Washington state bill aims to bolster COVID-19 protections, benefits for front line whistleblowers

Photo credit: iStockphoto.com/jarino47

In response to the growing list of front line workers fired or otherwise punished for raising concerns about workplace safety during the COVID-19 pandemic, state senator Karen Keiser is pushing for a worker protection law that will shield whistleblowers from vengeful employers.

Called the Health Emergency Labor Standards Act, or HELSA, the bill would apply to all front line workers in the state.

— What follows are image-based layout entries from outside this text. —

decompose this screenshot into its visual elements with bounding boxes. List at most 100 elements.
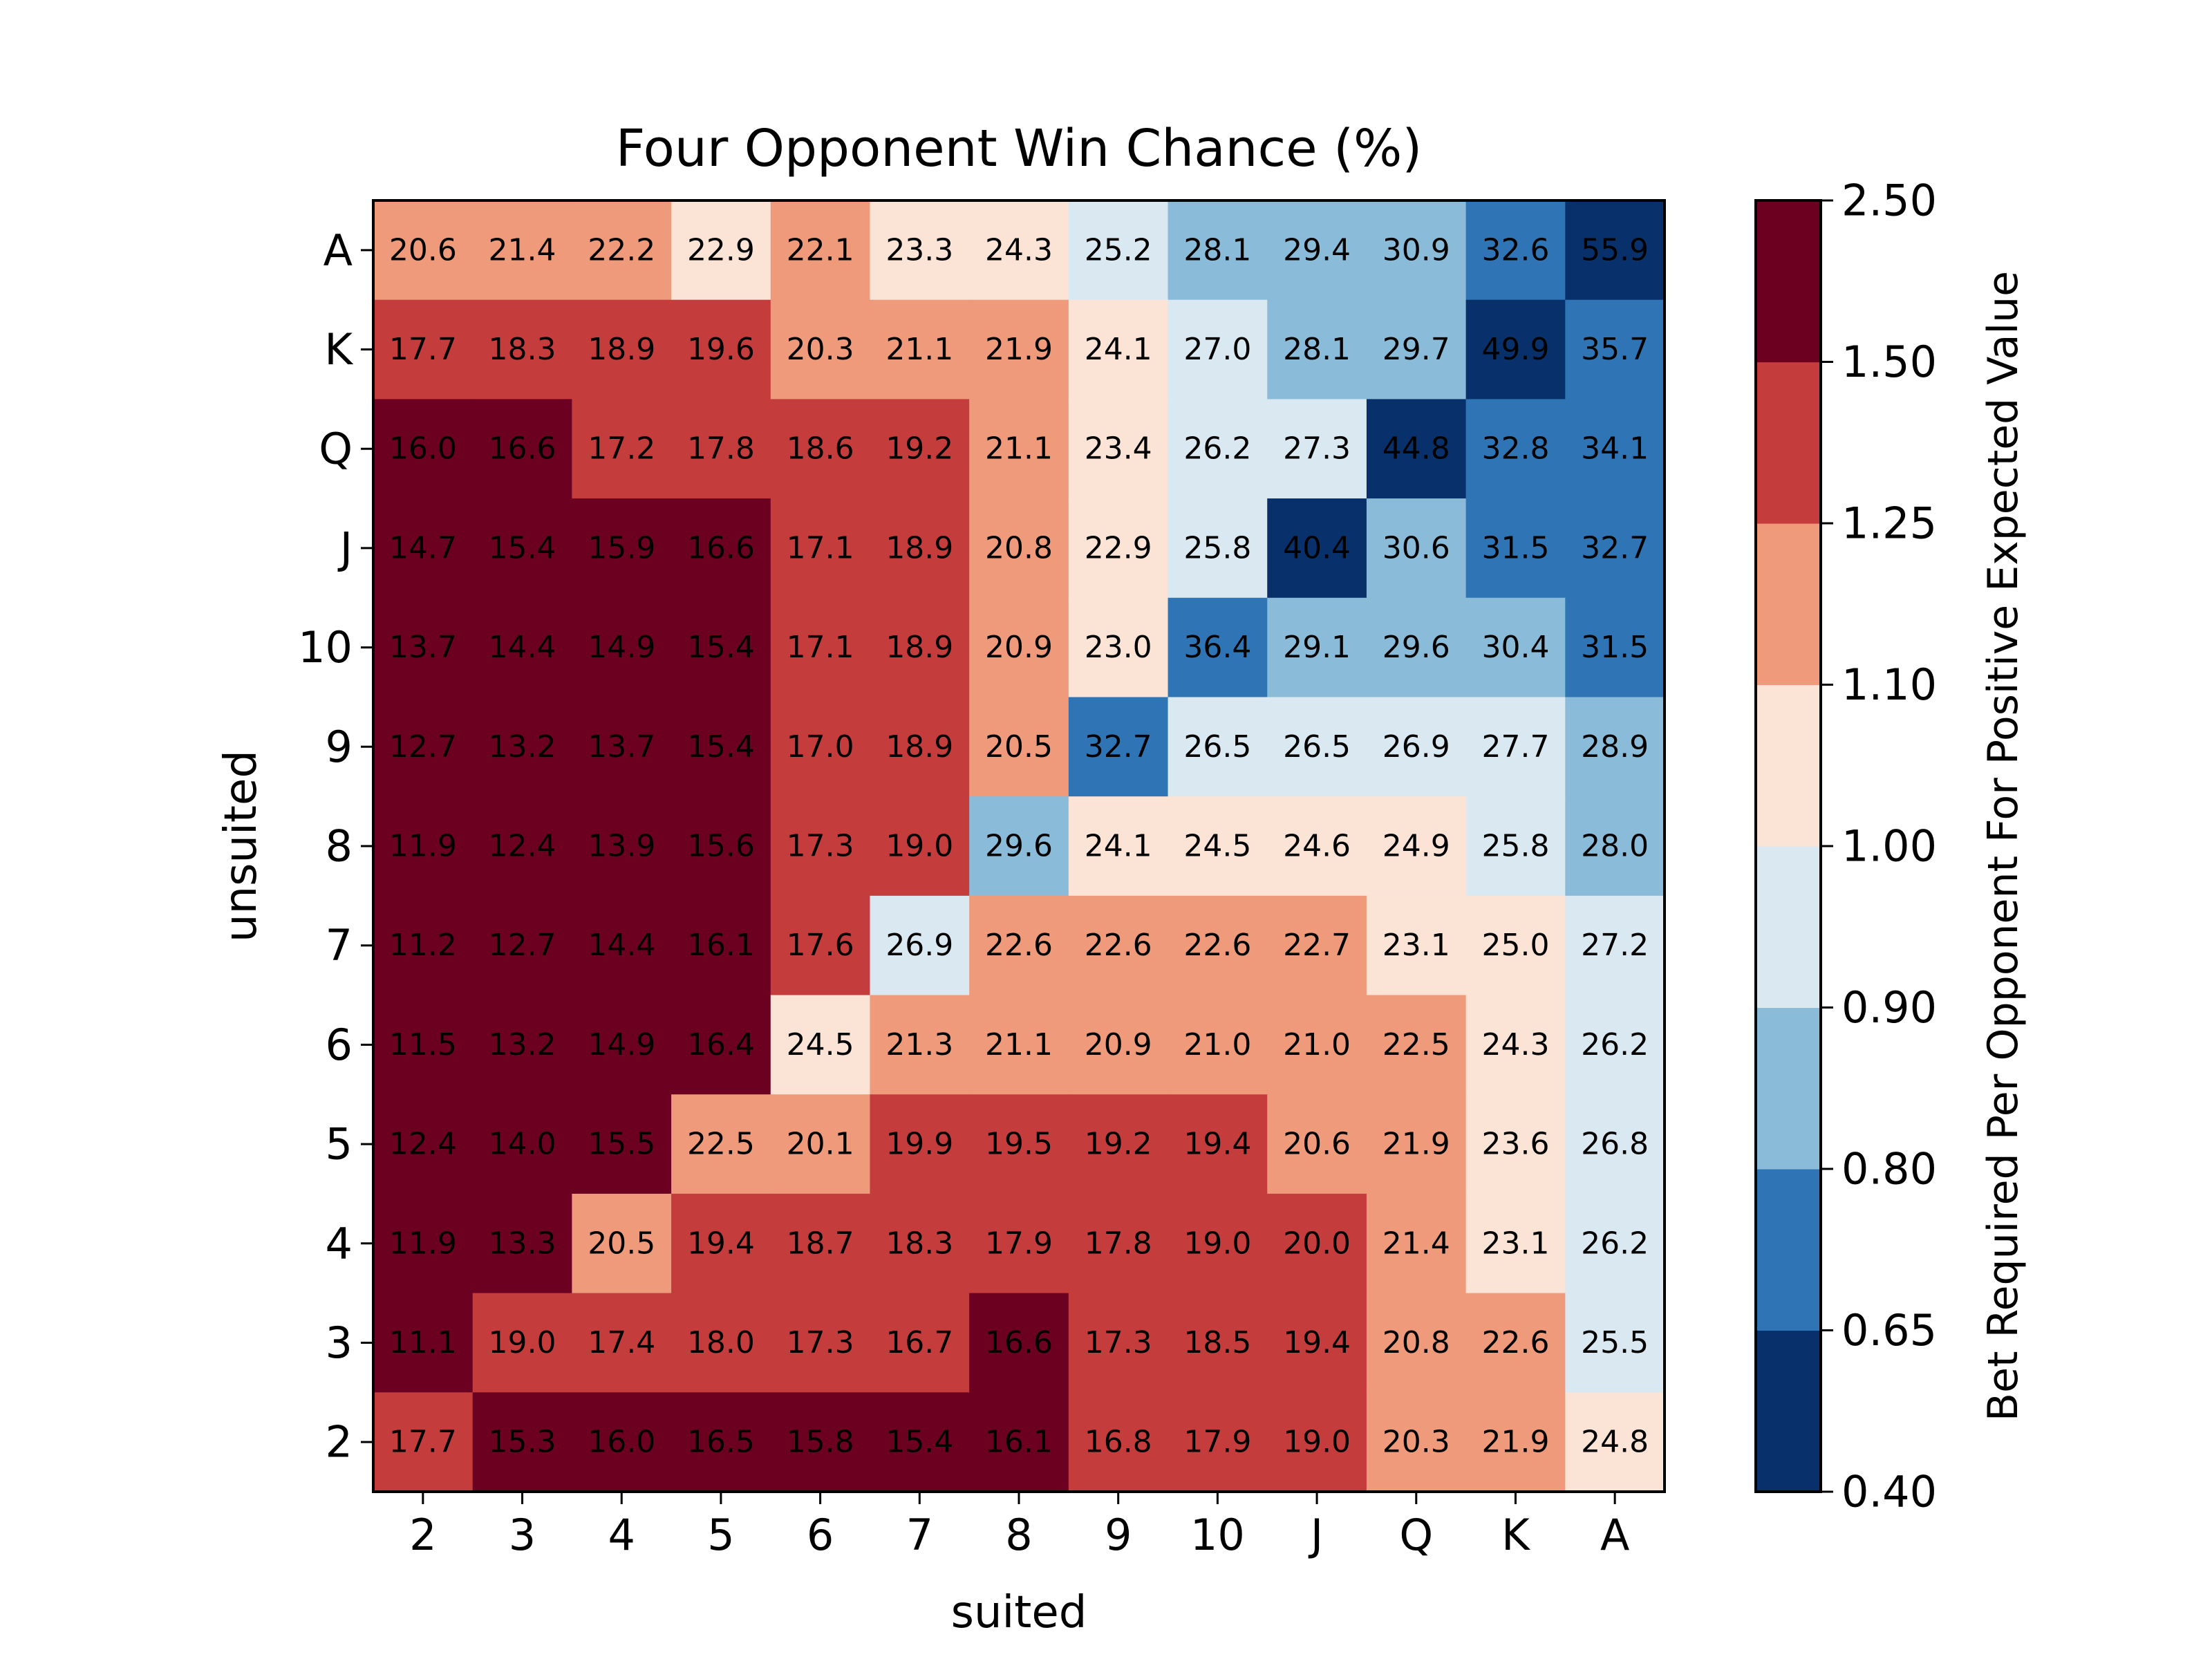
heatmap-cell (671, 895, 771, 996)
heatmap-cell (770, 796, 871, 897)
heatmap-cell (870, 200, 970, 301)
cell-value-label: 12.7 (489, 928, 556, 963)
y-tick-label: 7 (326, 920, 353, 971)
cell-value-label: 17.8 (687, 431, 755, 467)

Keiser pointed to the Bellingham emergency room doctor who was fired from PeaceHealth St. Joseph Medical Center after speaking up about inadequate ER preparations in late March.

“I find that totally inadequate,” Keiser told KIRO7 news. “It takes a real strength of will and fiber to put your hand up and say, ‘I object.’ Those people need to be protected.”

Washington state’s Department of Labor and Industries (L&I), which administers workers’ compensation claims among other duties, said that it fielded tens of thousands of safety complaints during a recent two-month period. L&I typically receives about 500 complaints every 60 days.

“That tells you the kind of anxiety and crisis situation we were dealing with,” Keiser told KIRO.

The HELSA bill will punish employers who retaliate or discriminate against workers who “raise reasonable concerns about infection control in the workplace,” according to a one-page breakdown of the bill. The bill will also bolster protections for front line workers to ensure paychecks for employees who fall ill and child care if their children’s schools close.

Keiser plans to introduce the new bill in the next legislative session which starts in January.